Playing the Maestro by Aubrie Dionne

  • Title: Playing the Maestro
  • Author: Aubrie Dionne
  • Series: N/A
  • Genre(s): Contemporary
  • Publisher: Entangled, February 2013
  • Source: NetGalley ($2.99 ebook)
  • Length: 190 pages
  • Trope(s): Lust in the Workplace, Supermodel Ex-Girlfriend, Big Misunderstanding, Plot Moppets
  • Quick blurb: Professional flutist gets the hots for her community orchestra’s new guest conductor.
  • Quick review: Good start, but flattened into a predictable and superficial soap opera.
  • Grade: C-

Too bad he has a baton up his ass….

I am a classical music geek (you’re not surprised), so I figured this book would either win me over or piss me off. It wound up being somewhere in between, landing in the “well, I finished it…” category.

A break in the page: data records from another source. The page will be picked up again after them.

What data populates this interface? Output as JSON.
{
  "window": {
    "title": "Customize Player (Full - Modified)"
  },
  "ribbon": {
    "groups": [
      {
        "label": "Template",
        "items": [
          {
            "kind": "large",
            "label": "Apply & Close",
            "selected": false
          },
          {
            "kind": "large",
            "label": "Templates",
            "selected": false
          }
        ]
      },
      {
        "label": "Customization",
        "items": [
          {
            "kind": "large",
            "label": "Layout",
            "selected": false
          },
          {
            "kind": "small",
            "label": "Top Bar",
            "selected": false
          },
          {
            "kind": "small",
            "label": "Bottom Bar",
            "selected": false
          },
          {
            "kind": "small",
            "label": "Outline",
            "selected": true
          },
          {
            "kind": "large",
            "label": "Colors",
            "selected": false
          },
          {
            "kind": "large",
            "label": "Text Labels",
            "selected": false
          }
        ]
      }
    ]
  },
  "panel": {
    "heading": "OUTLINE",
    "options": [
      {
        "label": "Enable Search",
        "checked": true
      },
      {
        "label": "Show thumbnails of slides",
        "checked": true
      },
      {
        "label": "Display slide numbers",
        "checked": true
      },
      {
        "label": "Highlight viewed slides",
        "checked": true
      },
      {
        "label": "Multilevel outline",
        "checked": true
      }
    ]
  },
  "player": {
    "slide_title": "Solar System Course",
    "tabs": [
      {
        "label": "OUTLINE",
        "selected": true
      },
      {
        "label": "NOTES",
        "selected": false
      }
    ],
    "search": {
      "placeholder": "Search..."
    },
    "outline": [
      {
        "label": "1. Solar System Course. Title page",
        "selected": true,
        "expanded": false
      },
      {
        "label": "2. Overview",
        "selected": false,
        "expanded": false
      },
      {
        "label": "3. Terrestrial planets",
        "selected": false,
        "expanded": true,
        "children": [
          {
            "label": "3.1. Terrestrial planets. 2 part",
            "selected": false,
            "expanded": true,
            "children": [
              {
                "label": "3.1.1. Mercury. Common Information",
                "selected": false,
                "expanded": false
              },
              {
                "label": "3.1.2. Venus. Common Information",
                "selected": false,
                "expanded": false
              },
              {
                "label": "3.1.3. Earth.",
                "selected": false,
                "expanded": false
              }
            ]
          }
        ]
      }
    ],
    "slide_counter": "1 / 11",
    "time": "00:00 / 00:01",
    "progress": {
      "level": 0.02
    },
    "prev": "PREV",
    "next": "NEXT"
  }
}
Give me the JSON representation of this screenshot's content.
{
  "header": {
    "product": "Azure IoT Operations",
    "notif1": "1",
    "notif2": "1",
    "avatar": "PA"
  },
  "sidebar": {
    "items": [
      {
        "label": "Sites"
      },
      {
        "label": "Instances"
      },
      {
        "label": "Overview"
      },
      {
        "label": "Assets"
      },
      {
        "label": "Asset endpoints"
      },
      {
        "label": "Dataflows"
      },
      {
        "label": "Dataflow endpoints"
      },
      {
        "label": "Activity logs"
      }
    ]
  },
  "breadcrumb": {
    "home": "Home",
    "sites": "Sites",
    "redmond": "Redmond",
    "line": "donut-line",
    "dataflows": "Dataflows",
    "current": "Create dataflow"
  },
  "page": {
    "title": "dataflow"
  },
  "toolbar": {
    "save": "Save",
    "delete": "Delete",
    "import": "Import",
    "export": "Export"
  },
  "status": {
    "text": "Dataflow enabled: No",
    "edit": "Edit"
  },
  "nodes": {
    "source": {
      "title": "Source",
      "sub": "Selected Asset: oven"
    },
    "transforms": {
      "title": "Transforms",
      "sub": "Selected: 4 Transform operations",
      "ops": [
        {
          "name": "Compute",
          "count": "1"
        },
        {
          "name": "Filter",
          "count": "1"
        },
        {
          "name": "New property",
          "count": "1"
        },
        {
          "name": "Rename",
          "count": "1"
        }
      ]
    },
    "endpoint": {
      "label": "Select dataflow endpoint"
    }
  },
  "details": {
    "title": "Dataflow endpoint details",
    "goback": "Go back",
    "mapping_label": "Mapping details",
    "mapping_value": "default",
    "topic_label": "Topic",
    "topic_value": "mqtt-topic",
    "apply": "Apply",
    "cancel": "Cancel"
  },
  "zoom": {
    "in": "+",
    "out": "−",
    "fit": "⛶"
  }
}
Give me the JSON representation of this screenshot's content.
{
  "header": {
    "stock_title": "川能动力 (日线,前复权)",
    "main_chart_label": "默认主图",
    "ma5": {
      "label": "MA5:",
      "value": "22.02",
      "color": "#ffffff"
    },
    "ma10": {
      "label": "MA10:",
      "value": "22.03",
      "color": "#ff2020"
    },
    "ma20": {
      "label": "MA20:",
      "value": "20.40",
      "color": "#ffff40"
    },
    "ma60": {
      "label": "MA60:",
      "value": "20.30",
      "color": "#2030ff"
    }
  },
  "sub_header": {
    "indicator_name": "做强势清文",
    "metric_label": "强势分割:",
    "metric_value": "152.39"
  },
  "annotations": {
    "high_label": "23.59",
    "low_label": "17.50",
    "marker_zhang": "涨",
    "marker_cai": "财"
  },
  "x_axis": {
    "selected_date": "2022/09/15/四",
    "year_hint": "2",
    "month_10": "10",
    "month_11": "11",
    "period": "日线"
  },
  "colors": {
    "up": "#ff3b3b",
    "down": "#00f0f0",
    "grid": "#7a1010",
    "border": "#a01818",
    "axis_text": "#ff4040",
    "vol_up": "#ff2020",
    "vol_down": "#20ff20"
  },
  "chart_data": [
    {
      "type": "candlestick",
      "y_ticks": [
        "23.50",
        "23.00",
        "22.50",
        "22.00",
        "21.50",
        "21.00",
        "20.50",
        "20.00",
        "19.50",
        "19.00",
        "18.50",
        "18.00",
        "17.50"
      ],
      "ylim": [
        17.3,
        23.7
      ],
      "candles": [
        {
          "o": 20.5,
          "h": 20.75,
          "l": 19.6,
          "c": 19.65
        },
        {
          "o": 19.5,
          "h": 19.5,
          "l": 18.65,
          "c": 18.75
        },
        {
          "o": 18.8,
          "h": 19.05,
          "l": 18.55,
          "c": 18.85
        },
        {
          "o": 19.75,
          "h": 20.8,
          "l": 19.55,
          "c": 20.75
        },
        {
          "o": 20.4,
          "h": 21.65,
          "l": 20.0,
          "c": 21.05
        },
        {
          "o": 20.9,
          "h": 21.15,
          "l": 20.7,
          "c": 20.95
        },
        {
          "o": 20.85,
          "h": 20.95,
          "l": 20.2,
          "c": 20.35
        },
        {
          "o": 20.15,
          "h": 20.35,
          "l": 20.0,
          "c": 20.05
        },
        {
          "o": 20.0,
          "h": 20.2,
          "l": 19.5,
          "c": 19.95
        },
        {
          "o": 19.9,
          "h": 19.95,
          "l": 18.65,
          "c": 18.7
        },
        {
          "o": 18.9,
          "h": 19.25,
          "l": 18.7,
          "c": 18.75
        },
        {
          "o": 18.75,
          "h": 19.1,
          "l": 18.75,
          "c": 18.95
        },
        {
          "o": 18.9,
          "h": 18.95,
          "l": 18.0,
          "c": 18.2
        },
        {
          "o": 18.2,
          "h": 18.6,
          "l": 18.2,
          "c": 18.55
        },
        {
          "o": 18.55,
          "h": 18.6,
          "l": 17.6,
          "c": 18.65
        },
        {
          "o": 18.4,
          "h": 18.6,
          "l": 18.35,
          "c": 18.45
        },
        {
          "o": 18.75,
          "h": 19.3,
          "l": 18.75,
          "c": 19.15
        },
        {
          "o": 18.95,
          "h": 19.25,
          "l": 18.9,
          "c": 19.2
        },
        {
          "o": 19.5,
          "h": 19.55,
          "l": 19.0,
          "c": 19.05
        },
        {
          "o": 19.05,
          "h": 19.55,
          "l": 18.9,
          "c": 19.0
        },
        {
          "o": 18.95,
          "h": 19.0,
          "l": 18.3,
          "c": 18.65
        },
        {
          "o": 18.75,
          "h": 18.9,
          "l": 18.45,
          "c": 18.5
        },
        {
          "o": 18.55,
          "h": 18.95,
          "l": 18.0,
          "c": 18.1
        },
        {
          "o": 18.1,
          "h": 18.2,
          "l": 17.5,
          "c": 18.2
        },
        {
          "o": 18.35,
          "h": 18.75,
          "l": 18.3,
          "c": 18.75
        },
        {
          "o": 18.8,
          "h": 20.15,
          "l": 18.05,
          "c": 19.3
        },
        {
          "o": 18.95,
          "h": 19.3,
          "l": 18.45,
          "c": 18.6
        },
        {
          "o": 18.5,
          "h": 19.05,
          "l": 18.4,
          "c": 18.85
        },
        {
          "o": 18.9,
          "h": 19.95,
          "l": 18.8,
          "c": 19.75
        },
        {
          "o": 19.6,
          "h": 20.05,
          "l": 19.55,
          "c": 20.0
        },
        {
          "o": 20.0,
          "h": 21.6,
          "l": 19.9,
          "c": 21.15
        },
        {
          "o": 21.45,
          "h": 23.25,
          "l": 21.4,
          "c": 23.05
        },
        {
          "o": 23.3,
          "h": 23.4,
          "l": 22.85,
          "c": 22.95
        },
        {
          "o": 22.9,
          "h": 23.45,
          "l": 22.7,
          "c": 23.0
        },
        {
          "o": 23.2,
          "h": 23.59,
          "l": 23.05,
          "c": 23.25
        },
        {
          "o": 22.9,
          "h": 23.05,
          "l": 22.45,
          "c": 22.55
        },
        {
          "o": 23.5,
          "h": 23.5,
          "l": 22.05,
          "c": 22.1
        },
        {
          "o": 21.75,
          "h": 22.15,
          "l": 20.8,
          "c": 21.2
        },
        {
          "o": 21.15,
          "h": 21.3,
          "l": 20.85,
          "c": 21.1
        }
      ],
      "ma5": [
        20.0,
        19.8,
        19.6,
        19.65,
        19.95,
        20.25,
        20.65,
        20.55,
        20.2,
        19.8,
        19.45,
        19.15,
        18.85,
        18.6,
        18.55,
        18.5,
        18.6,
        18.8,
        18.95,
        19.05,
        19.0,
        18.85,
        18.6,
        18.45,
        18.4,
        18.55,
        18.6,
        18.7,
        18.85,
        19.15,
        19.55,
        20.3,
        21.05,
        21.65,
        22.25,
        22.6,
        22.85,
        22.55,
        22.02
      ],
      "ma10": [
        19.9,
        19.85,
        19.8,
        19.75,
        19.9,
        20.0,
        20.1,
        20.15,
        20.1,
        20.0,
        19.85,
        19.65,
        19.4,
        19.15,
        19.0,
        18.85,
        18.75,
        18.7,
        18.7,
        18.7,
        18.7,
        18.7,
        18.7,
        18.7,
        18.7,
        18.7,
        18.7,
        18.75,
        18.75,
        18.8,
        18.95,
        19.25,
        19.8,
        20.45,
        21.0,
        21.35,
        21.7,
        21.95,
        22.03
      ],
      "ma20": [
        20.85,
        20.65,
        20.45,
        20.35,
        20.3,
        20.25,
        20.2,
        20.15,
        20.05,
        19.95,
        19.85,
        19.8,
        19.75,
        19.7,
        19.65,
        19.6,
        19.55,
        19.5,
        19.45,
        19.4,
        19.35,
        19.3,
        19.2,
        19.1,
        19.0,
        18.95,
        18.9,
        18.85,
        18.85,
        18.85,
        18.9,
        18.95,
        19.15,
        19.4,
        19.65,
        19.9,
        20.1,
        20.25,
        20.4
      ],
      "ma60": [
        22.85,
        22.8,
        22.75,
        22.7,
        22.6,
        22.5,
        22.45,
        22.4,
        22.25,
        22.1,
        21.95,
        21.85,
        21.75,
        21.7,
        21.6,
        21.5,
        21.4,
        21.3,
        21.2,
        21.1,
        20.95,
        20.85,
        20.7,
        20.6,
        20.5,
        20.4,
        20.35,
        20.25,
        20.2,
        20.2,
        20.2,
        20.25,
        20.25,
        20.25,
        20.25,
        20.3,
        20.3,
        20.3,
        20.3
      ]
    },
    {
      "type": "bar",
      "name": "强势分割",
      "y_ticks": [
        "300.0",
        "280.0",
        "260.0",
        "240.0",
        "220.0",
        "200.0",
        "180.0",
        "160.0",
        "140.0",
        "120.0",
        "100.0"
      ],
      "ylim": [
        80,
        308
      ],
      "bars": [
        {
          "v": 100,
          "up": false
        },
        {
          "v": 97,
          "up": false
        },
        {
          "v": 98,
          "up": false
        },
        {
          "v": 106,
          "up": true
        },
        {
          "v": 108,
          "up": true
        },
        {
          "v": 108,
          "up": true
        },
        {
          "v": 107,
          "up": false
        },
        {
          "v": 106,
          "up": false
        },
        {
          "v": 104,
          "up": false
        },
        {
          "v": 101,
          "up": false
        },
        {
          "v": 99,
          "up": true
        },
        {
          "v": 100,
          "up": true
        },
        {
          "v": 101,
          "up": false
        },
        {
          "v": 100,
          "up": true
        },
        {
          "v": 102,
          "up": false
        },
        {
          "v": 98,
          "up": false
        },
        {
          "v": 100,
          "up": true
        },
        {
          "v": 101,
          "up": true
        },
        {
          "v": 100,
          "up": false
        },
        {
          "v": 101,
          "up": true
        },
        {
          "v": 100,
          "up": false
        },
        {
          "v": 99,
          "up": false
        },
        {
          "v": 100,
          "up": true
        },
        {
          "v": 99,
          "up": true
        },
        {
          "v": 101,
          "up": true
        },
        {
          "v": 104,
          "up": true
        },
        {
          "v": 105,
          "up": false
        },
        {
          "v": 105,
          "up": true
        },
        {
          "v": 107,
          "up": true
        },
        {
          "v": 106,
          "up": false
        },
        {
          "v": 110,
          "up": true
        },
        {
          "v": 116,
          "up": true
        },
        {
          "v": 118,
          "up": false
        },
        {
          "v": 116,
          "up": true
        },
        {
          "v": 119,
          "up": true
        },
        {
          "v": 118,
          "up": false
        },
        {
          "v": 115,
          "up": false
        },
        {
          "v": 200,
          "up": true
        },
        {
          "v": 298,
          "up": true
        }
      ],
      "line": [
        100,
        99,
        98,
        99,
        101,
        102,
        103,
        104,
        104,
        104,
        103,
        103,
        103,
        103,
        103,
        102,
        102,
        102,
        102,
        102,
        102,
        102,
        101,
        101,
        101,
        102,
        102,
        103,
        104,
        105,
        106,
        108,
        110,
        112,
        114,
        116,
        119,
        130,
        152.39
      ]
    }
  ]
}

I was pleasantly surprised with the first few chapters because the author (a professional musician) actually addresses the touchy ethics of workplace romances. But when the first Total Drama Moment (heroine gets mugged in the alley behind the concert hall) led into some Now? Really??? lusting (she’s in pain from a possible concussion one minute, then Thinking Dirty Thoughts the next), my eyes started rolling.

Add in the superfluous Sick Child(ren) Plot Moppet(s) and the off-the-shelf Weasely Ex-Boyfriend and Supermodel Ex-Girlfriend rom-com stock characters, and the Sequined Showdown at the Donors’ Gala crisis, and this book wound up having about as much emotional depth as a John Tesh concert.

However…. Give sidekick Carly the Smartass Oboe Player a sequel with a Shy But Loyal Tuba Player and I AM THERE. I don’t care who writes it.